How cabinet rentals could save the flagging arcade game market - ulysses
http://arstechnica.com/gaming/2013/07/how-cabinet-rentals-could-save-the-flagging-arcade-game-market/

======
anigbrowl
The market is flagging because cabinet manufacturers don't innovate. For the
last decade (or more) I've kept wandering into arcades and being perplexed
about why they offer _less_ than what I can enjoy at home with an average-
power computer, an ordinary game console, and a moderate-size TV. The only
thing differen tin arcade is a heavy-duty controller, the games themselves are
tame in the extreme.

I know it costs a fortune to develop a game. But why not install super-juiced
PCs and ultra-high-res monitors or ultra-large screens, of the sort that I
couldn't afford or fit at home? I remember playing a Sega R-360 which came out
in _1990_ :
[https://www.youtube.com/watch?v=FVbmoF9Ehuk](https://www.youtube.com/watch?v=FVbmoF9Ehuk)

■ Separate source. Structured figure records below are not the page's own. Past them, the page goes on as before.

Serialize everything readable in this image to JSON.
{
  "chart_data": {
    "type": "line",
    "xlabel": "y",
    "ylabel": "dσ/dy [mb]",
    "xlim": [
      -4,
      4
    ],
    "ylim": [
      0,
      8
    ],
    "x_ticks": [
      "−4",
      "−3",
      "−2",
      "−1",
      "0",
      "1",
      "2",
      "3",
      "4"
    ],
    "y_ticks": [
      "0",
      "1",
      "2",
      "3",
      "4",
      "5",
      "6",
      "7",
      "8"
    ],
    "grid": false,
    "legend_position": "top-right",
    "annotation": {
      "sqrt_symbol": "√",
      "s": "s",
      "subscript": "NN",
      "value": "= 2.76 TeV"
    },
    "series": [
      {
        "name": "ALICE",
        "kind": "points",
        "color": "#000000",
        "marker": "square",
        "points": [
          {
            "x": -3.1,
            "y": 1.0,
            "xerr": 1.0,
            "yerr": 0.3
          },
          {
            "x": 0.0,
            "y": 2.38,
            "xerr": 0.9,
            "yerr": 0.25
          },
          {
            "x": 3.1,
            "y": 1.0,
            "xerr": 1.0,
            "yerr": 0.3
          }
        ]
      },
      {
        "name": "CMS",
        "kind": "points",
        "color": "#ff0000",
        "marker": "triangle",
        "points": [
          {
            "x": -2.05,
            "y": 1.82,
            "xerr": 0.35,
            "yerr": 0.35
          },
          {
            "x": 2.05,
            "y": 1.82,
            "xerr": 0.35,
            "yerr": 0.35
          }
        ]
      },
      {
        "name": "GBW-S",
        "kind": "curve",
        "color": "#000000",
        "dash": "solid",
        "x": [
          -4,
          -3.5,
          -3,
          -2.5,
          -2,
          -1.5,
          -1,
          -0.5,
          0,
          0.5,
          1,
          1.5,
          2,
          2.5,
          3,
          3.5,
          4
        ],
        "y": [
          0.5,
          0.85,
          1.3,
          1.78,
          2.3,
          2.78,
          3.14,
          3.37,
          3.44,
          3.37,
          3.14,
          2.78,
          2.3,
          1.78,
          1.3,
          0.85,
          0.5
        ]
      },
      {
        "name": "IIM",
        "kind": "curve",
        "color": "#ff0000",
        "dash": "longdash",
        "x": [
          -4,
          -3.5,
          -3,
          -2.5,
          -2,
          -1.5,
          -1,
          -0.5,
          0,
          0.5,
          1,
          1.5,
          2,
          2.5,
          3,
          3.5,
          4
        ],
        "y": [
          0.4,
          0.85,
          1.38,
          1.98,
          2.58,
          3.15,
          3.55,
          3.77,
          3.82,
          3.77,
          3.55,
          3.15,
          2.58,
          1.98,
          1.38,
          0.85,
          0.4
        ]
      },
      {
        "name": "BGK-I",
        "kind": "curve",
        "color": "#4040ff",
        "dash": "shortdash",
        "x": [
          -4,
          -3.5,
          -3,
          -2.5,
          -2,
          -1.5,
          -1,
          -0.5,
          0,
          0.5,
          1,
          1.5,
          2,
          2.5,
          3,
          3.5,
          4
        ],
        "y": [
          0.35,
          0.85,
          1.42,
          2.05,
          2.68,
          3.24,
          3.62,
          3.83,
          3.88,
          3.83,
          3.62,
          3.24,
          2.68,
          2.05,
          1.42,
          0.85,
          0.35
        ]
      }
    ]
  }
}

Good luck finding anything this cool in a US arcade nowadays. I would
cheerfully pay $5 for a few minutes in one of these with an up-to-date
space/flight game. I don't want a nostalgia trip playing some 30 year old
console (well, OK, _sometimes_ ), what I want is a new experience that I can't
have at home, but manufacturers don't seem interested in offering that.